2) Before the game, Sandy Alderson said the insurance money on David Wright [3]‘s contract made no particular difference in the Mets making a trade or not. Regarding the prospects of a deal, Alderson insisted he could add a player with a significant contract, then added that none of the reporters would believe that. He’s correct — no Mets fan who’s been paying attention since Citi Field opened believes him. Which is itself a pretty serious indictment of this organization’s chronic, self-inflicting dysfunction.
3) Why would an addition to the lineup possibly be a good idea? Well, after Sandy’s press conference, the Mets went out and faced Clayton Kershaw [4] with .170 hitter John Mayberry [5] Jr. batting cleanup, protected in the order by .179 hitter Eric Campbell [6]. Look a couple of more spots down and you found Anthony Recker [7], hitting .137. That’s not a credible lineup for a split squad in March, let alone a team that’s somehow still in a pennant race at the end of July.
4) Facing this brawny lineup, Kershaw fell asleep in the bullpen and had to be persuaded that beating the Mets would actually count. OK, that’s not true, but he was perfect for six innings, and it was honestly a surprise that the Mets didn’t go 27 up and 27 down against him.
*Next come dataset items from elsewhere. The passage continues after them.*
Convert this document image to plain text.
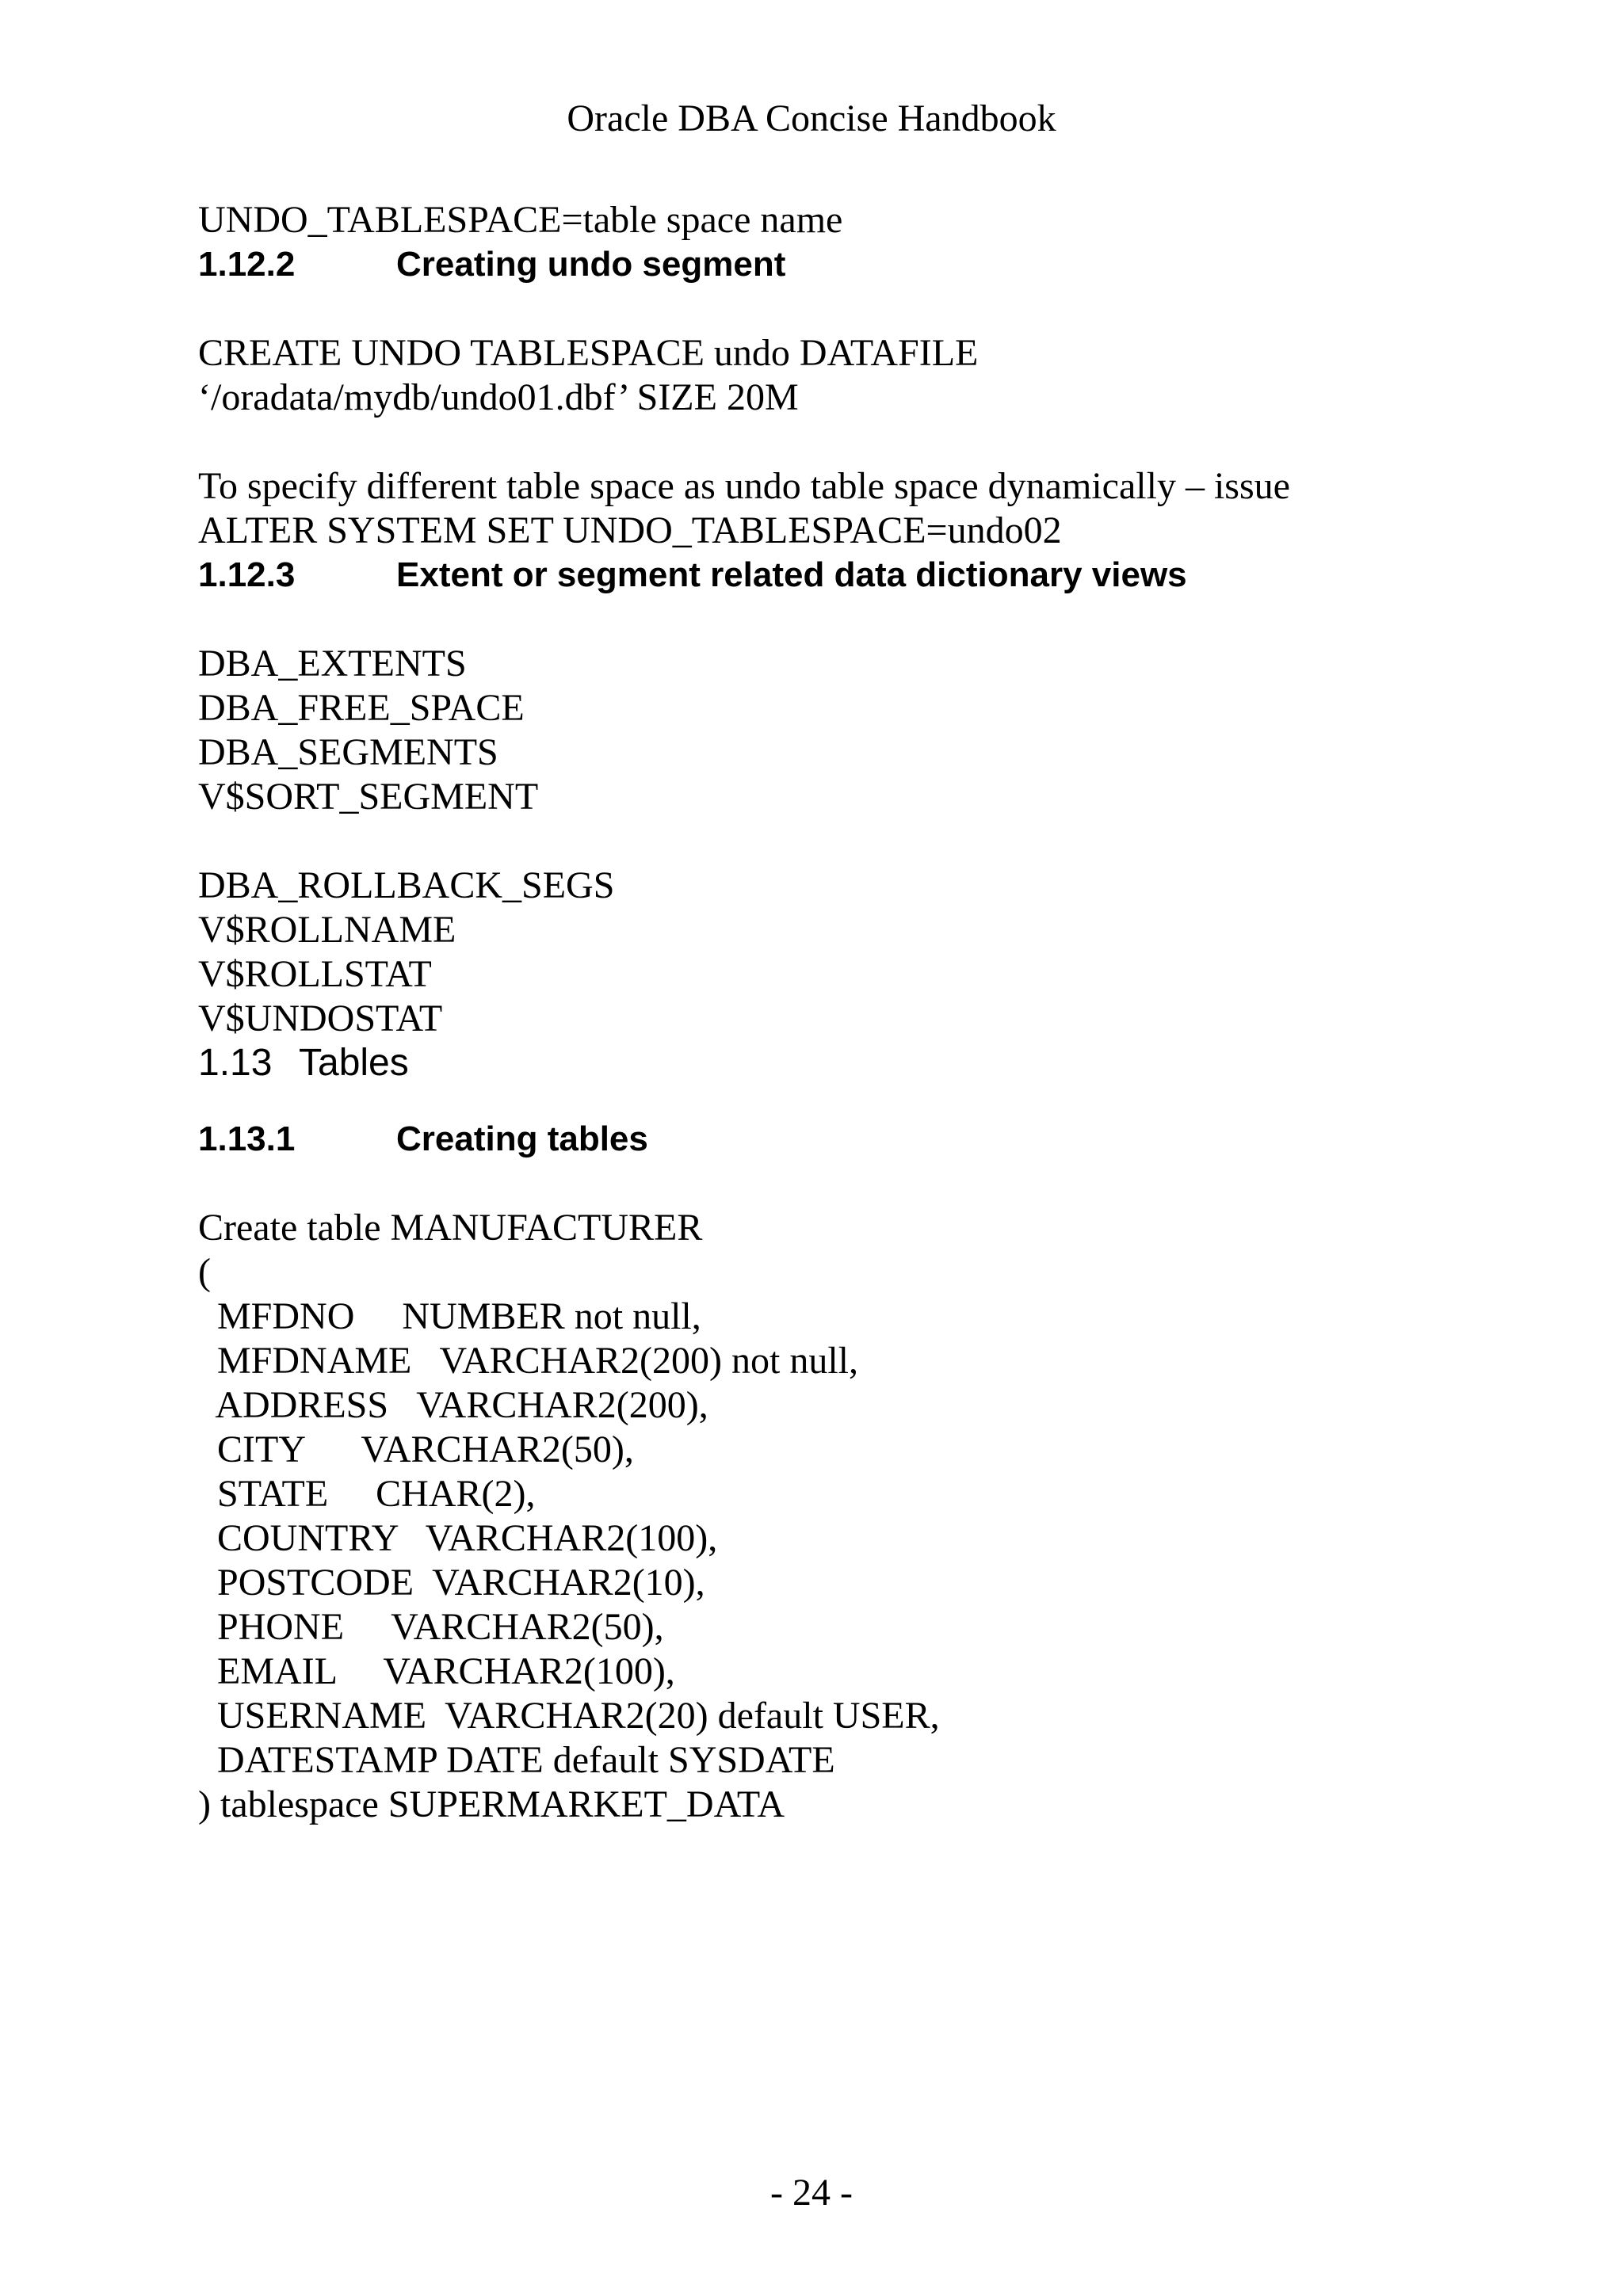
Oracle DBA Concise Handbook

UNDO_TABLESPACE=table space name

1.12.2	Creating undo segment

CREATE UNDO TABLESPACE undo DATAFILE

‘/oradata/mydb/undo01.dbf’ SIZE 20M

To specify different table space as undo table space dynamically – issue

ALTER SYSTEM SET UNDO_TABLESPACE=undo02

1.12.3	Extent or segment related data dictionary views

DBA_EXTENTS

DBA_FREE_SPACE

DBA_SEGMENTS

V$SORT_SEGMENT

DBA_ROLLBACK_SEGS

V$ROLLNAME

V$ROLLSTAT

V$UNDOSTAT

1.13 Tables
1.13.1	Creating tables

Create table MANUFACTURER

(

MFDNO     NUMBER not null,

MFDNAME   VARCHAR2(200) not null,

ADDRESS   VARCHAR2(200),

CITY      VARCHAR2(50),

STATE     CHAR(2),

COUNTRY   VARCHAR2(100),

POSTCODE  VARCHAR2(10),

PHONE     VARCHAR2(50),

EMAIL     VARCHAR2(100),

USERNAME  VARCHAR2(20) default USER,

DATESTAMP DATE default SYSDATE

) tablespace SUPERMARKET_DATA

- 24 -
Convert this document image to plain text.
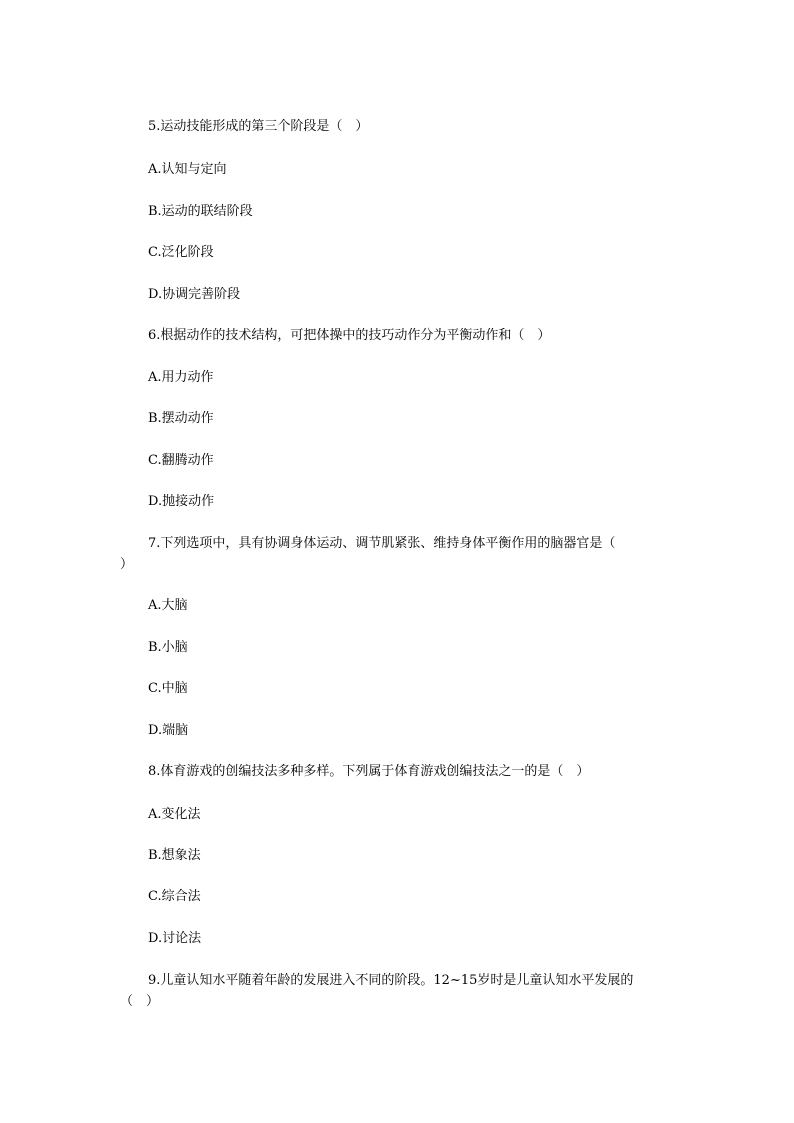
5.运动技能形成的第三个阶段是（　）
A.认知与定向
B.运动的联结阶段
C.泛化阶段
D.协调完善阶段
6.根据动作的技术结构，可把体操中的技巧动作分为平衡动作和（　）
A.用力动作
B.摆动动作
C.翻腾动作
D.抛接动作
7.下列选项中，具有协调身体运动、调节肌紧张、维持身体平衡作用的脑器官是（
）
A.大脑
B.小脑
C.中脑
D.端脑
8.体育游戏的创编技法多种多样。下列属于体育游戏创编技法之一的是（　）
A.变化法
B.想象法
C.综合法
D.讨论法
9.儿童认知水平随着年龄的发展进入不同的阶段。12~15岁时是儿童认知水平发展的
（　）
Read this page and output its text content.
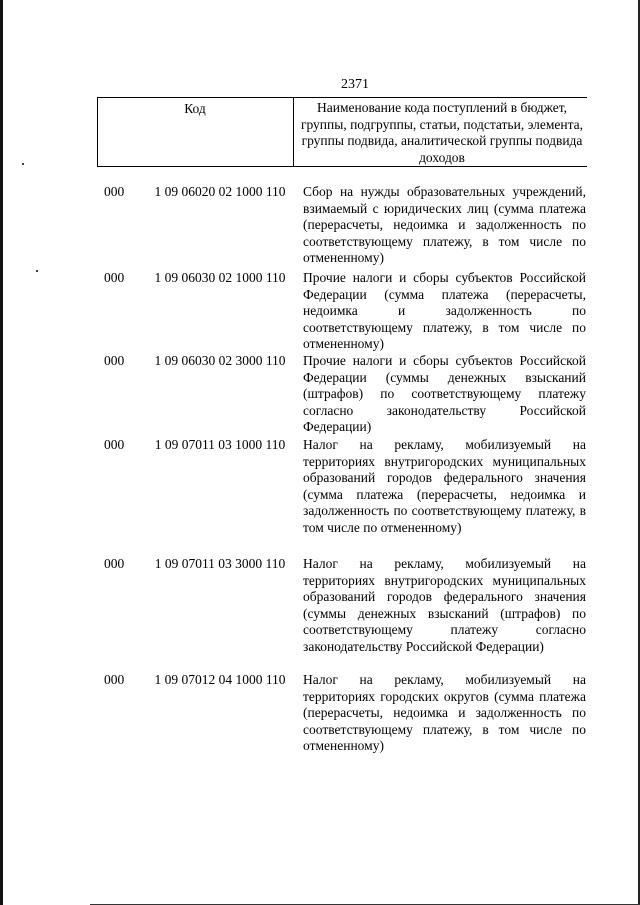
2371
Код	Наименование кода поступлений в бюджет, группы, подгруппы, статьи, подстатьи, элемента, группы подвида, аналитической группы подвида доходов
000	1 09 06020 02 1000 110	Сбор на нужды образовательных учреждений, взимаемый с юридических лиц (сумма платежа (перерасчеты, недоимка и задолженность по соответствующему платежу, в том числе по отмененному)
000	1 09 06030 02 1000 110	Прочие налоги и сборы субъектов Российской Федерации (сумма платежа (перерасчеты, недоимка и задолженность по соответствующему платежу, в том числе по отмененному)
000	1 09 06030 02 3000 110	Прочие налоги и сборы субъектов Российской Федерации (суммы денежных взысканий (штрафов) по соответствующему платежу согласно законодательству Российской Федерации)
000	1 09 07011 03 1000 110	Налог на рекламу, мобилизуемый на территориях внутригородских муниципальных образований городов федерального значения (сумма платежа (перерасчеты, недоимка и задолженность по соответствующему платежу, в том числе по отмененному)
000	1 09 07011 03 3000 110	Налог на рекламу, мобилизуемый на территориях внутригородских муниципальных образований городов федерального значения (суммы денежных взысканий (штрафов) по соответствующему платежу согласно законодательству Российской Федерации)
000	1 09 07012 04 1000 110	Налог на рекламу, мобилизуемый на территориях городских округов (сумма платежа (перерасчеты, недоимка и задолженность по соответствующему платежу, в том числе по отмененному)
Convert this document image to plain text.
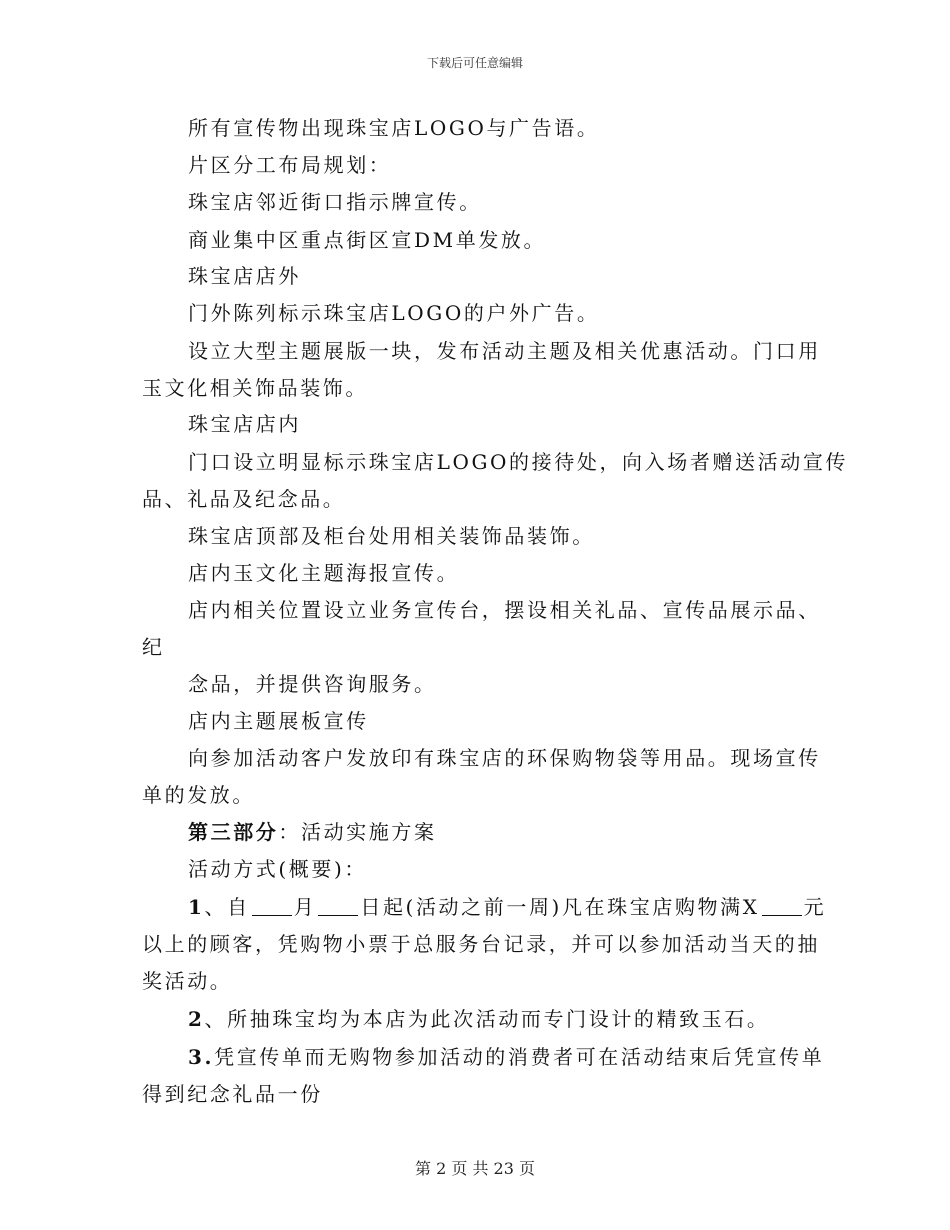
下载后可任意编辑
所有宣传物出现珠宝店LOGO与广告语。
片区分工布局规划：
珠宝店邻近街口指示牌宣传。
商业集中区重点街区宣DM单发放。
珠宝店店外
门外陈列标示珠宝店LOGO的户外广告。
设立大型主题展版一块，发布活动主题及相关优惠活动。门口用
玉文化相关饰品装饰。
珠宝店店内
门口设立明显标示珠宝店LOGO的接待处，向入场者赠送活动宣传
品、礼品及纪念品。
珠宝店顶部及柜台处用相关装饰品装饰。
店内玉文化主题海报宣传。
店内相关位置设立业务宣传台，摆设相关礼品、宣传品展示品、
纪
念品，并提供咨询服务。
店内主题展板宣传
向参加活动客户发放印有珠宝店的环保购物袋等用品。现场宣传
单的发放。
第三部分：活动实施方案
活动方式(概要)：
1、自 月 日起(活动之前一周)凡在珠宝店购物满X 元
以上的顾客，凭购物小票于总服务台记录，并可以参加活动当天的抽
奖活动。
2、所抽珠宝均为本店为此次活动而专门设计的精致玉石。
3.凭宣传单而无购物参加活动的消费者可在活动结束后凭宣传单
得到纪念礼品一份
第 2 页 共 23 页
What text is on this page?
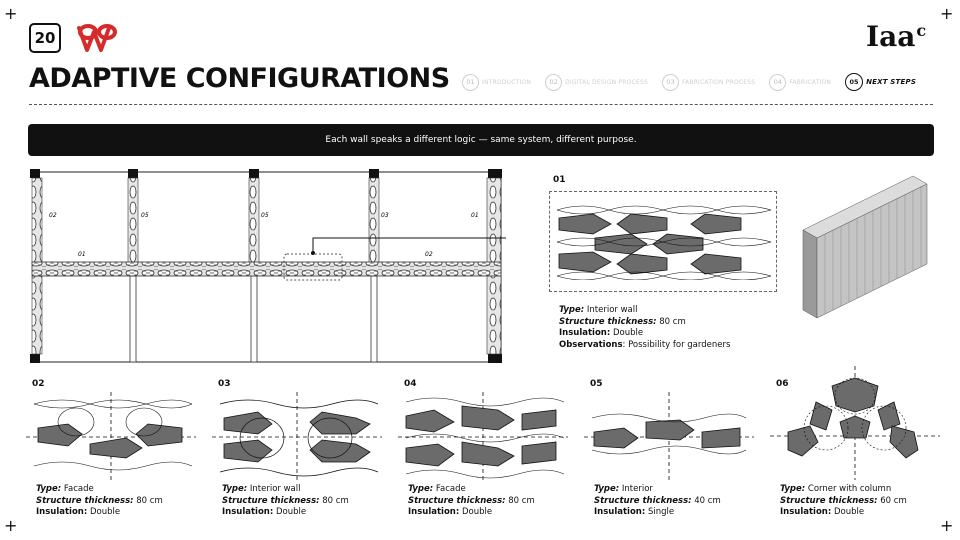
+	+
+	+
20	Iaac
ADAPTIVE CONFIGURATIONS	01	INTRODUCTION	02	DIGITAL DESIGN PROCESS	03	FABRICATION PROCESS	04	FABRICATION	05	NEXT STEPS
Each wall speaks a different logic — same system, different purpose.
02	05	05	03	01
01	02
01
Type: Interior wall
Structure thickness: 80 cm
Insulation: Double
Observations: Possibility for gardeners
02
Type: Facade
Structure thickness: 80 cm
Insulation: Double
03
Type: Interior wall
Structure thickness: 80 cm
Insulation: Double
04
Type: Facade
Structure thickness: 80 cm
Insulation: Double
05
Type: Interior
Structure thickness: 40 cm
Insulation: Single
06
Type: Corner with column
Structure thickness: 60 cm
Insulation: Double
They mustered three entire hits — one on a low slider Curtis Granderson [8] golfed over the infield, the second on a Wilmer Flores [9] dunker misplayed by Yasiel Puig [10], and the third a single Lucas Duda [11] pushed through the shift. Hooray for the offense!
5) Bartolo Colon [12] pitched quite well in defeat, throwing one bad pitch all night — which, unfortunately, Jimmy Rollins [13] whacked over the fence for a 1-0 Dodger lead. That was enough to beat Bart, with poor relief by Sean Gilmartin [14] and Carlos Torres [15] giving L.A. two thoroughly unnecessary insurance runs. What were Gilmartin and either Torres doing in a 1-0 game? I have no idea either.
6) The Mets’ best chance at scoring came in the eighth, when Duda led off with a single. He then somehow managed to get picked off, perhaps because he’s barely been on first since the end of May.
7) The Nationals furthered their status as the worst first-place team in recent memory by losing to the Pirates, therefore cruelly extending the illusion that the Mets could win something if they magically stopped being run like a third-rate Romanian orphanage. Honestly, I wish the Nats would just rip off an 11-game winning streak. It would put an end to this farce and the attendant emotional assault and battery.
8) Good postgame news, everybody! Cuddyer is getting new meds. They’re TOTALLY going to work. He’ll be able to play tomorrow. In fact, his knees will now be invulnerable to harm, turning any baseball that dares approach within a yard to a few fluttering shreds of yarn and carbonized curls of horsehide.
9) Well, unless it turns out the Mets don’t actually have access to magical meds that don’t leave players dizzy, in which case Cuddyer might get DL’d nearly a month after getting hurt, to be replaced on the roster by Michael Conforto [16].
10) Michael Conforto, ha ha ha. We all know they’ll bring back Johnny Monell.